Pendidikan sebagai dasar atau
pondasi yang berpengaruh besar terhadap kemajuan bangsa. Pendidikan di
Indonesia yang tampak seperti melihat siapa yang cerdas, bukan mencerdaskan
bangsa ini sangat perlu dibenahi. Lihatlah dari segi 5W+1H. Siapa pengajarnya?
Apa yang diajarkan? Dimana mereka melakukan kegiatan belajar mengajar? Kapan kegiatan
belajar mengajar dilakukan? Bagaimana cara guru mengajar? Mengapa guru mengajar
demikian? Mengapa murid-murid malas belajar?
Ketika saya menganalisis dari berbagai sudut, faktor-faktor yang berpengaruh dengan pendidikan yaitu dari diri sendiri, keluarga, guru, fasilitas pembelajaran, kesempatan, dan lingkungan pergaulan. Dari hal-hal tersebut, faktor utamanya adalah guru bukan diri sendiri. Karena guru yang membentuk mindset dan dapat pula mengubah mindset anak terhadap kata atau kegiatan 'belajar' dan 'sekolah'. Guru bukan sebagai orang pintar yang mengajarkan melainkan sebagai orang yang dapat mentransfer ilmunya. Tidak sampainya ilmu tersebut disebabkan dari cara guru itu mengajar. Apakah membuat murid bosan, stress, atau bahkan membuat semangat untuk belajar?
Wajar sekali pelajar di
Indonesia yang mumet, stress, dan yang paling banyak adalah yang malas belajar.
Mereka duduk di kelas dari pagi hingga sore, 5/7 hari selama 12 tahun dengan
tugas yang menumpuk. Ketidakefektifan ini menghabiskan waktu yang dimiliki
pelajar untuk melakukan hal-hal lain seperti hiburan atau kegemarannya. Mereka
membutuhkan keseimbangan antara sekolah dengan kegiatan lain. Maka dari itu,
mereka semakin merasa malas dengan kegiatan sekolah yang monoton dan menggeser
waktunya untuk menjalani kegemarannya.
Semakin tidak tertarik pula
apabila diajarkan namun tidak mengerti. Karena sudah terbiasa diberitahu bukan
inisiatif mencari tahu, maka apabila tidak mengerti mereka merasa tidak bisa,
harusnya merasa tertantang untuk tahu. Ada pepatah mengatakan "Mendengar
maka kau lupa, melihat maka kau ingat, terlibat maka kau mengerti." Mereka
akan cepat memahami pelajaran dari sebuah pengalaman (praktek) yang langsung
melekat pada ingatan mereka, bukan dengan menghafal dari buku yang belum tentu
ia benar-benar memahami pada realitasnya.

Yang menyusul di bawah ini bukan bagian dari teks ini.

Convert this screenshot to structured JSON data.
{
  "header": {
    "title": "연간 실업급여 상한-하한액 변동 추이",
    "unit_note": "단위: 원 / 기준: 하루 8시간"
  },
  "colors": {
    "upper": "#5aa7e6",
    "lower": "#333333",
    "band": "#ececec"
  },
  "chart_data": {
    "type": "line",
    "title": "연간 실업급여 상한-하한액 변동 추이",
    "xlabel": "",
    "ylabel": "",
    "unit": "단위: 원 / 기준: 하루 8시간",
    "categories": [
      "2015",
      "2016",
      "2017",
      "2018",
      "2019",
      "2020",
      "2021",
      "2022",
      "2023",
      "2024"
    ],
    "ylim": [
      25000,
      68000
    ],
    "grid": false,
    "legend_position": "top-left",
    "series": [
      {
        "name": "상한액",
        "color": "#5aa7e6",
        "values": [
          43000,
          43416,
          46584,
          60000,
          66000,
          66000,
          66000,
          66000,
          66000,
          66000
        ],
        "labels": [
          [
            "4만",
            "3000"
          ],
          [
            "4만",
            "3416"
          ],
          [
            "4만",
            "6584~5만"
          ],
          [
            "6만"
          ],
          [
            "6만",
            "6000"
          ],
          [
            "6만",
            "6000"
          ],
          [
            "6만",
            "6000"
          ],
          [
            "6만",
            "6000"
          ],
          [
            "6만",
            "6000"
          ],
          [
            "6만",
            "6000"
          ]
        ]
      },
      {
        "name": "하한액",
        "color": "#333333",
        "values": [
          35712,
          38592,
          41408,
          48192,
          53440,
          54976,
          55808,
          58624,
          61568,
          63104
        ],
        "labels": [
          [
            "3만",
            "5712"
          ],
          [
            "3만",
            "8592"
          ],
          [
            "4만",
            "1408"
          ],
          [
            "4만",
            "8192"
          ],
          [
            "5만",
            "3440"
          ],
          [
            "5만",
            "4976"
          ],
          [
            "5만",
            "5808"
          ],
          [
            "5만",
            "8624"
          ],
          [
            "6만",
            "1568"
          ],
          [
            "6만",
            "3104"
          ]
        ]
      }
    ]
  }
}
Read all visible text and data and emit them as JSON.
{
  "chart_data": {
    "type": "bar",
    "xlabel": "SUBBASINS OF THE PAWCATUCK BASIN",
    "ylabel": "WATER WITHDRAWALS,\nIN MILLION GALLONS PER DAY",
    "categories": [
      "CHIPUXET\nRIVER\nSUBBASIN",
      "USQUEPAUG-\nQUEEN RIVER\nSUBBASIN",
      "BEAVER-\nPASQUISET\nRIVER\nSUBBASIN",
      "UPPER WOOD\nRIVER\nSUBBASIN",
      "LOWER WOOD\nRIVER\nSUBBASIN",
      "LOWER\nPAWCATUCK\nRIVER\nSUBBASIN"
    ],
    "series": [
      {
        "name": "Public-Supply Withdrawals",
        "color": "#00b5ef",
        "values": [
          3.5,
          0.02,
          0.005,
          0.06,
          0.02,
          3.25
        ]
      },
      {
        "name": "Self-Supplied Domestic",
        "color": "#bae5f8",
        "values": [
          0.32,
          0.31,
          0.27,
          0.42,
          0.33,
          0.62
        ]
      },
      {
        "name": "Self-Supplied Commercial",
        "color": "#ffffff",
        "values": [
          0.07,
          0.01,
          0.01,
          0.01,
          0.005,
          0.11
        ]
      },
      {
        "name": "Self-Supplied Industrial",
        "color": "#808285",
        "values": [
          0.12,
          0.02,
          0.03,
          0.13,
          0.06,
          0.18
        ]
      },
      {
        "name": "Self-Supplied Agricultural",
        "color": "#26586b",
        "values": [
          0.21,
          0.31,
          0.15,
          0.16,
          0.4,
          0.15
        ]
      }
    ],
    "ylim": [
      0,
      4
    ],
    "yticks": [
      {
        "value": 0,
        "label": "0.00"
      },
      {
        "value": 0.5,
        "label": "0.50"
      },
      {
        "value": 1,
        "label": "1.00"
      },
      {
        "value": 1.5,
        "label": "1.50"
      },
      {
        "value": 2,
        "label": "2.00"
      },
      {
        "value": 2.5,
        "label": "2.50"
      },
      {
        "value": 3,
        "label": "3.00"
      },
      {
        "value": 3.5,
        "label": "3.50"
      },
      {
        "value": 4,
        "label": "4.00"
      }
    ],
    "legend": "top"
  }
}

Guru pun tidak memperhatikan
apa yang disukai, digemari, dirasakan, dialami dan dipikirkan oleh
murid-muridnya. Pentingnya hal-hal kecil untuk diamati seperti batu kerikil yang
membuat kita tersandung. Tidak terus-menerus murid yang memahami gurunya tetapi
guru juga baik untuk memahami muridnya. Tanpa memahami lawan bicaranya, apa
yang ia sampaikan belum tentu diterima dengan baik.
Pentingnya memperketat siapa
yang bisa menjadi guru, selain pintar ia juga harus berpotensi terhadap psikologi
anak dan ketulusan untuk membuat murid-muridnya cerdas. Dengan demikian, guru
yang sudah berkualitas tinggi perlu didukung oleh sistem pendidikan di
Indonesia yang diperbaiki dengan matang. Tentunya dengan goresan kreatif yang
dapat mengaplikasikan cara-cara yang dimiliki guru untuk mengajar.